誰でも、どこでもできるスポーツを「多くの人に知ってほしい」

 WBSC公認インストラクターとして海外でのBaseball5普及活動にも携わってきたが、世界を見続けることで“野球観”が変わった。

「日本での野球はみんなが知っているスポーツですけど、海外へ行くと『野球って何?』というくらいに見たことがない、ルールを知らないところもあります。カルチャーショックを受けましたね」

 その中で芽生えた普及への思い。六角さんが言葉が足す。

「Baseball5は、野球とルールも似ているところがあります。ダイヤモンド型スポーツってこんなに面白いんだということを多くの人に知ってもらって、そこからもっとダイナミックにやりたいという人は野球やソフトボールに進んでもらってもいいと思います」

「キッチンマット」がつないだ日用品メーカーとの縁

 新しいものにチャレンジすることが「好き」だと笑う六角さんは、今年から日用品メーカーのサンコーとタッグを組む。

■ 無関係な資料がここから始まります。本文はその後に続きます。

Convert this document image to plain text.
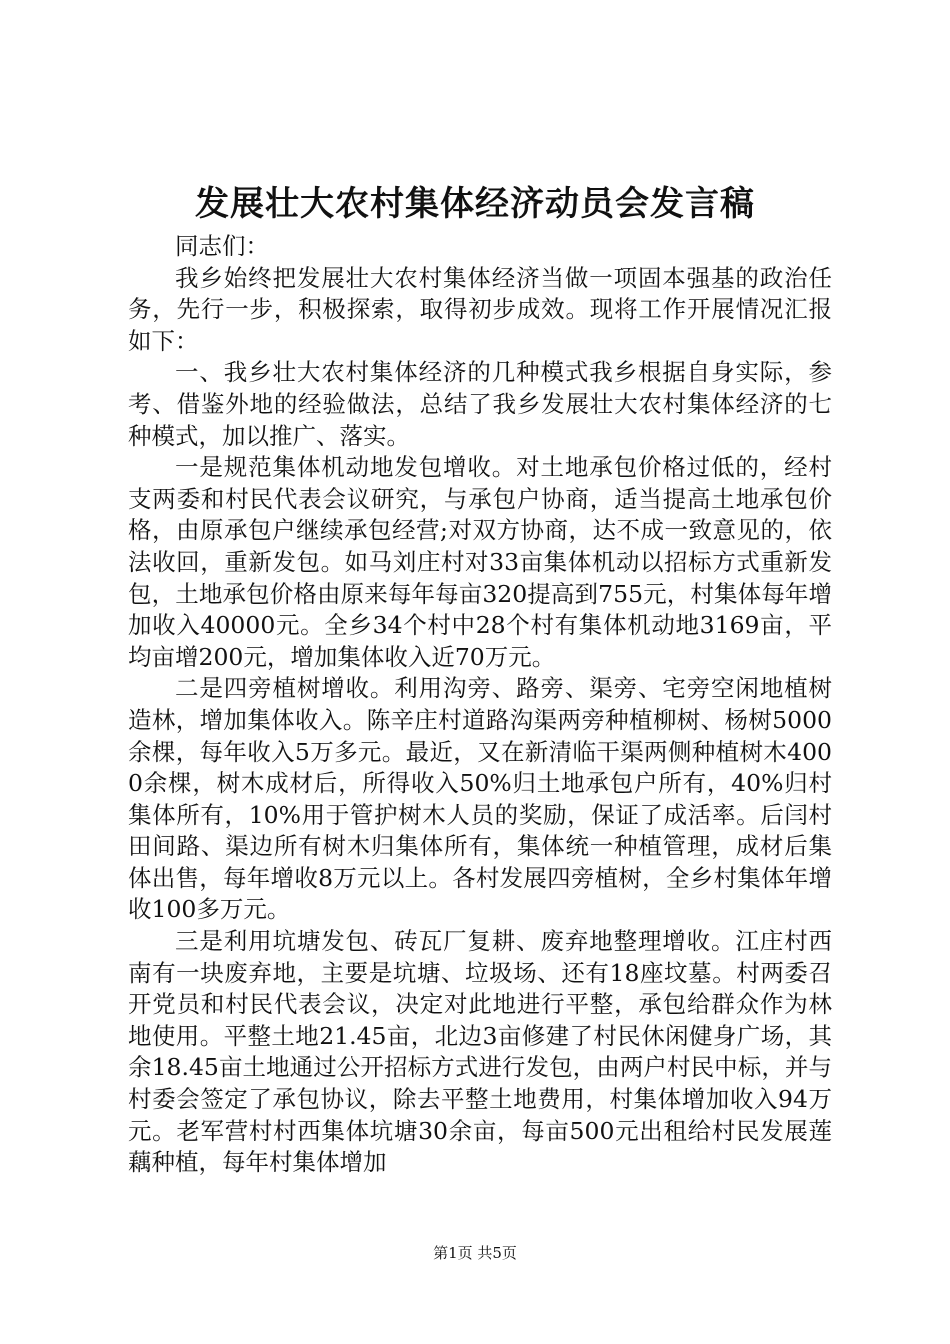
发展壮大农村集体经济动员会发言稿

同志们：

我乡始终把发展壮大农村集体经济当做一项固本强基的政治任务，先行一步，积极探索，取得初步成效。现将工作开展情况汇报如下：

一、我乡壮大农村集体经济的几种模式我乡根据自身实际，参考、借鉴外地的经验做法，总结了我乡发展壮大农村集体经济的七种模式，加以推广、落实。

一是规范集体机动地发包增收。对土地承包价格过低的，经村支两委和村民代表会议研究，与承包户协商，适当提高土地承包价格，由原承包户继续承包经营;对双方协商，达不成一致意见的，依法收回，重新发包。如马刘庄村对33亩集体机动以招标方式重新发包，土地承包价格由原来每年每亩320提高到755元，村集体每年增加收入40000元。全乡34个村中28个村有集体机动地3169亩，平均亩增200元，增加集体收入近70万元。

二是四旁植树增收。利用沟旁、路旁、渠旁、宅旁空闲地植树造林，增加集体收入。陈辛庄村道路沟渠两旁种植柳树、杨树5000余棵，每年收入5万多元。最近，又在新清临干渠两侧种植树木4000余棵，树木成材后，所得收入50%归土地承包户所有，40%归村集体所有，10%用于管护树木人员的奖励，保证了成活率。后闫村田间路、渠边所有树木归集体所有，集体统一种植管理，成材后集体出售，每年增收8万元以上。各村发展四旁植树，全乡村集体年增收100多万元。

三是利用坑塘发包、砖瓦厂复耕、废弃地整理增收。江庄村西南有一块废弃地，主要是坑塘、垃圾场、还有18座坟墓。村两委召开党员和村民代表会议，决定对此地进行平整，承包给群众作为林地使用。平整土地21.45亩，北边3亩修建了村民休闲健身广场，其余18.45亩土地通过公开招标方式进行发包，由两户村民中标，并与村委会签定了承包协议，除去平整土地费用，村集体增加收入94万元。老军营村村西集体坑塘30余亩，每亩500元出租给村民发展莲藕种植，每年村集体增加

第1页 共5页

きっかけは、普段の生活で使用するキッチンマットだった。

 体育館などの室内でBaseball5を行う時は、床に置いたベースがすぐにズレてしまうことが課題だった。そこで六角さんはサンコー製のキッチンマットをベース型に切り貼りし、薄くて滑らない代用品として活用。さらには、自らサンコーに連絡して商品化を提案するという、“飛び込み営業”もした。野球やBaseball5に対する六角さんの思いに触れたサンコーは、様々な形でのサポートを約束。一緒に新たな野球関連の商品開発も進めているのだという。

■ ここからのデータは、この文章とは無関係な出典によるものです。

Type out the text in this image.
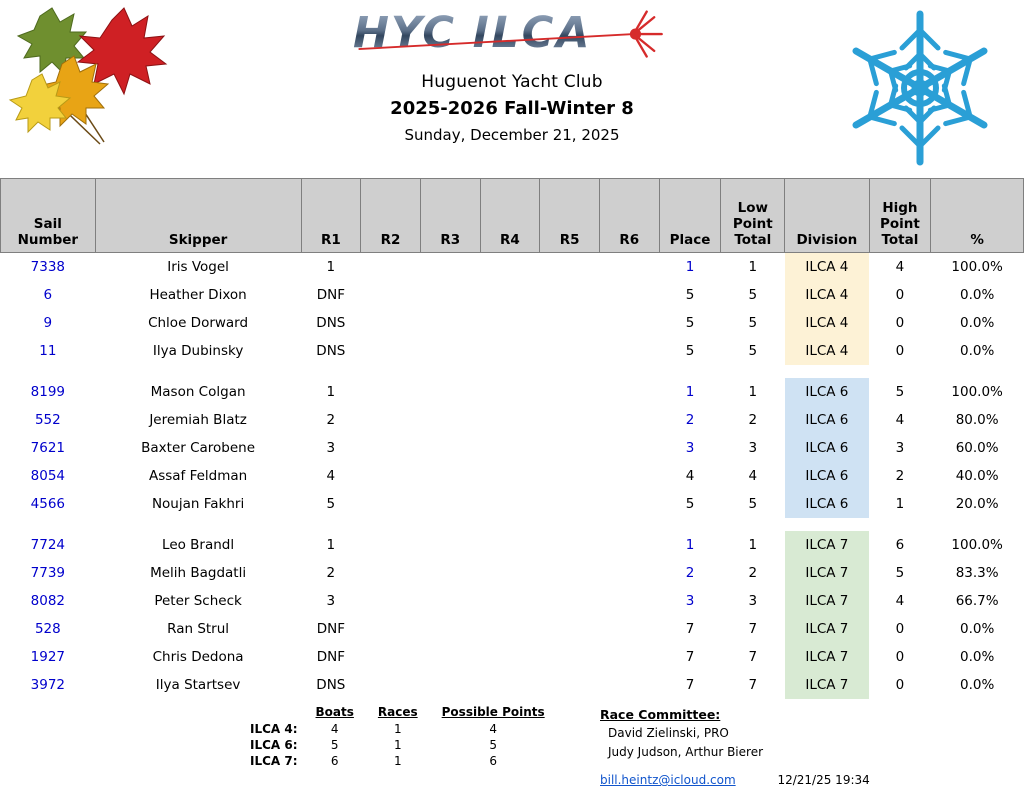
HYC ILCA
Huguenot Yacht Club
2025-2026 Fall-Winter 8
Sunday, December 21, 2025
Sail
Number	Skipper	R1	R2	R3	R4	R5	R6	Place	
Low
Point
Total	Division	
High
Point
Total	%
7338	Iris Vogel	1						1	1	ILCA 4	4	100.0%
6	Heather Dixon	DNF						5	5	ILCA 4	0	0.0%
9	Chloe Dorward	DNS						5	5	ILCA 4	0	0.0%
11	Ilya Dubinsky	DNS						5	5	ILCA 4	0	0.0%

8199	Mason Colgan	1						1	1	ILCA 6	5	100.0%
552	Jeremiah Blatz	2						2	2	ILCA 6	4	80.0%
7621	Baxter Carobene	3						3	3	ILCA 6	3	60.0%
8054	Assaf Feldman	4						4	4	ILCA 6	2	40.0%
4566	Noujan Fakhri	5						5	5	ILCA 6	1	20.0%

7724	Leo Brandl	1						1	1	ILCA 7	6	100.0%
7739	Melih Bagdatli	2						2	2	ILCA 7	5	83.3%
8082	Peter Scheck	3						3	3	ILCA 7	4	66.7%
528	Ran Strul	DNF						7	7	ILCA 7	0	0.0%
1927	Chris Dedona	DNF						7	7	ILCA 7	0	0.0%
3972	Ilya Startsev	DNS						7	7	ILCA 7	0	0.0%
	Boats	Races	Possible Points
ILCA 4:	4	1	4
ILCA 6:	5	1	5
ILCA 7:	6	1	6
Race Committee:
David Zielinski, PRO
Judy Judson, Arthur Bierer
bill.heintz@icloud.com	12/21/25 19:34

 サンコーの協賛を受けた今回のイベントは、トップ選手がそろうフランスチームも参加して盛り上がった。「誰でもできる、どこでもできるというものを、これからも表現していきたい」と、日本初の「車いすBaseball5」も実施。まずは新たなルール作りから始め、Baseball5が持つユニバーサルスポーツとしての可能性が広がることを期待する。

 現役女子野球選手としてプレーする一方で、Baseball5ユース日本代表コーチを務める六角さんは、Baseball5の未来図をこう語る。

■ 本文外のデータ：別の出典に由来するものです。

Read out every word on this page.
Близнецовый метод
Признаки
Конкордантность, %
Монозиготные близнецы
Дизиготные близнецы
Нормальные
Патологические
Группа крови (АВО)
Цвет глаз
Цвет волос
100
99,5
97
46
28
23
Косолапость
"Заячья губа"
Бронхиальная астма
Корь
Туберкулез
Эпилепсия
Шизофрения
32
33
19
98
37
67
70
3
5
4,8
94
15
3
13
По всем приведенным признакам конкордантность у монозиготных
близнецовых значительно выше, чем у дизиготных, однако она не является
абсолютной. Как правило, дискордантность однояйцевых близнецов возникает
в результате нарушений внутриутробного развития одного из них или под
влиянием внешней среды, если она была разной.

「Baseball5を知っている人、そして競技人口は少しずつ増えていますが、もっと多くの方に知ってほしいですね。日本代表チームの選手たちは、世界一を目指してやっています」

 その魅力を誰よりも知るBaseball5の第一人者は、競技力を高めながら、日本国内で確かな“文化”となっていくことを願っている。